Ce qui ressemble à un problème est au contraire la solution : produire une valeur ajoutée plus élevée (en qualité) sans bénéficier des économies en heures de travail fournies par le productivisme destructeur, c’est nécessairement avoir besoin de plus de main-d’œuvre. Mais comment faire en sorte que cette « prospérité sans croissance » (4) ne tourne pas en économie de la dépression ?

Thomas Coutrot explore quant à lui les transformations institutionnelles qui seraient à la fois nécessaires et désirables pour organiser « une économie réellement économe » (5). Le « fil à plomb » qui doit guider ces transformations, au sujet des fins comme des moyens, c’est la démocratie. Citant Tocqueville — « Croit-on qu’après avoir détruit la féodalité et vaincu les rois, la démocratie s’arrêtera devant les bourgeois et les riches ? » —, Coutrot trace les contours d’une « démocratie active » suffisamment puissante et coordonnée pour contester l’hégémonie de la noblesse d’Etat et du capital financier, de plus en plus soudés par une alliance qui monopolise à son profit les décisions en matière politique et économique. Dans la production comme dans le financement, la « démocratie active » consisterait à remplacer le pouvoir monopolisé des actionnaires par le « gouvernement des parties prenantes » (les salariés, les consommateurs ou les usagers, les élus…).

Il ne suffirait pas, cependant, d’impulser une sorte de démocratie horizontale des parties prenantes, délibérant de la chose publique en dehors de tout contrat social. La coordination de la société civile dynamisée implique la démocratisation de l’Etat et la socialisation (non la suppression) des marchés. Ce dernier point « nécessiterait donc un mouvement d’intense innovation institutionnelle : des services publics démocratisés, des entreprises sous contrôle social (…), une information complète et indépendante sur les utilités sociales et environnementales des produits, une régulation transparente des coûts et des prix, une politique publique active en matière monétaire, fiscale, budgétaire et du crédit, une planification nationale, sectorielle et/ou régionale des priorités d’investissement, un financement fiscalisé (taxe sur le capital) des fonds d’investissement, une “coordination négociée” des décisions d’investissement. » Une « utopie réaliste », plaide l’auteur, dont on aurait tort d’interroger la plausibilité avant d’avoir sérieusement procédé soi-même à l’examen de conscience symétrique concernant la viabilité de notre réalité.

Par Laurent Cordonnier
Economiste, auteur de L’Economie des Toambapiks et de Pas de pitié pour les gueux, Raisons d’agir, Paris, respectivement 2010 et 2000.
Source.


(1) Serge Latouche, Sortir de la société de consommation, Les Liens qui libèrent, Paris, 2010, 221 pages, 18 euros.
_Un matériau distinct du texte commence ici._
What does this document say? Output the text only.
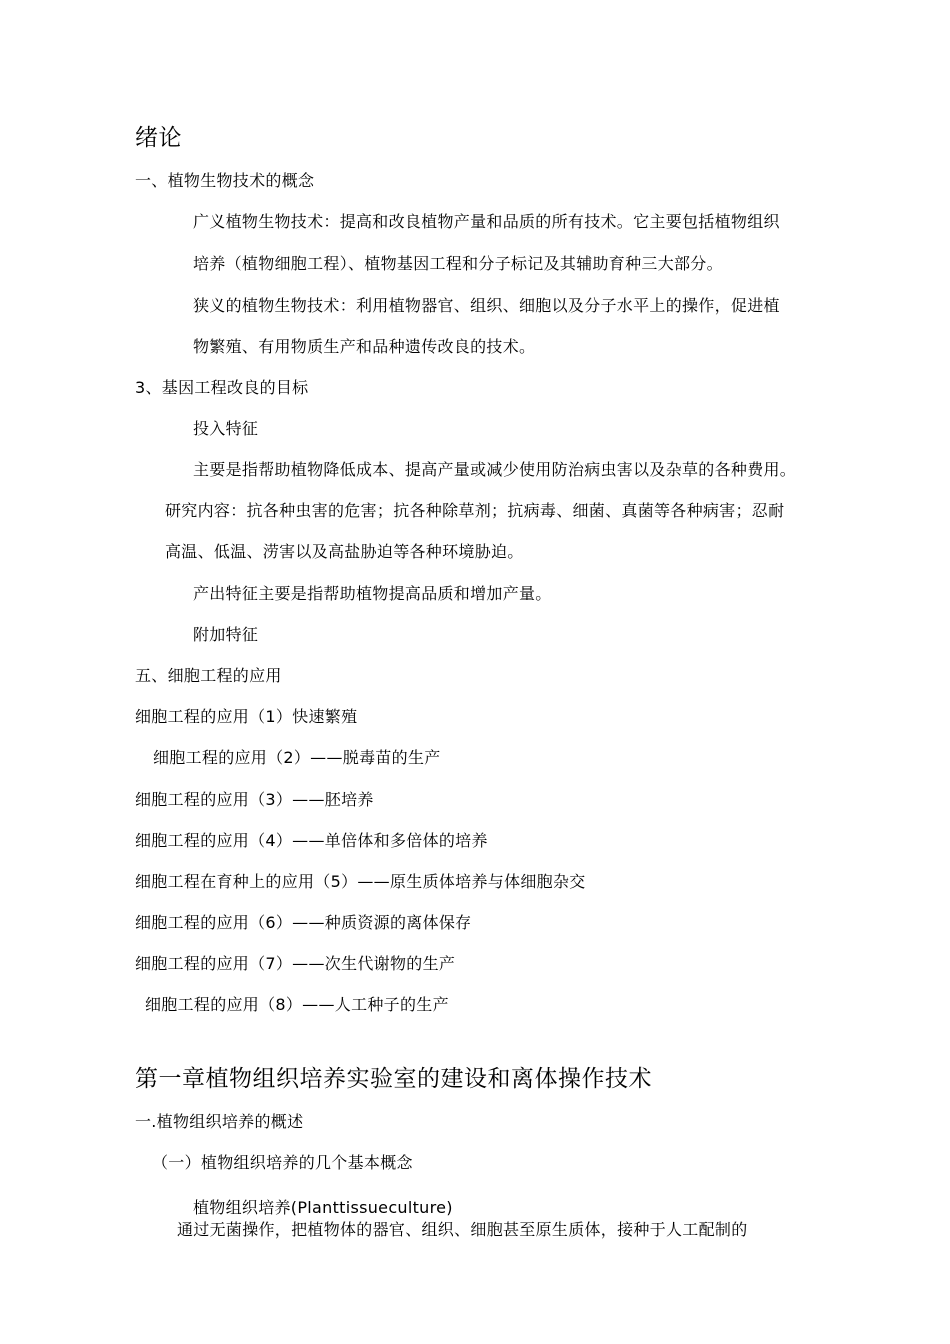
绪论
一、植物生物技术的概念
广义植物生物技术：提高和改良植物产量和品质的所有技术。它主要包括植物组织
培养（植物细胞工程）、植物基因工程和分子标记及其辅助育种三大部分。
狭义的植物生物技术：利用植物器官、组织、细胞以及分子水平上的操作，促进植
物繁殖、有用物质生产和品种遗传改良的技术。
3、基因工程改良的目标
投入特征
主要是指帮助植物降低成本、提高产量或减少使用防治病虫害以及杂草的各种费用。
研究内容：抗各种虫害的危害；抗各种除草剂；抗病毒、细菌、真菌等各种病害；忍耐
高温、低温、涝害以及高盐胁迫等各种环境胁迫。
产出特征主要是指帮助植物提高品质和增加产量。
附加特征
五、细胞工程的应用
细胞工程的应用（1）快速繁殖
细胞工程的应用（2）——脱毒苗的生产
细胞工程的应用（3）——胚培养
细胞工程的应用（4）——单倍体和多倍体的培养
细胞工程在育种上的应用（5）——原生质体培养与体细胞杂交
细胞工程的应用（6）——种质资源的离体保存
细胞工程的应用（7）——次生代谢物的生产
细胞工程的应用（8）——人工种子的生产
第一章植物组织培养实验室的建设和离体操作技术
一.植物组织培养的概述
（一）植物组织培养的几个基本概念
植物组织培养(Planttissueculture)
通过无菌操作，把植物体的器官、组织、细胞甚至原生质体，接种于人工配制的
(2) Arnaud Berthoud, Une philosophie de la consommation. Agent économique et sujet moral, Presses universitaires du Septentrion, Villeneuve-d’Ascq, 2005.

(3) Jean Gadrey, Adieu à la croissance. Bien vivre dans un monde solidaire, Les Petits Matins – Alternatives économiques, Paris, 2010, 189 pages, 15 euros.

(4) Pour reprendre le titre du livre de Tim Jackson, Prospérité sans croissance. La transition vers une économie durable, De Boeck, Bruxelles, 2010, 304 pages, 17 euros.

(5) Thomas Coutrot, Jalons vers un monde possible. Redonner des racines à la démocratie, Le Bord de l’eau, Lormont, 2010, 226 pages, 16 euros.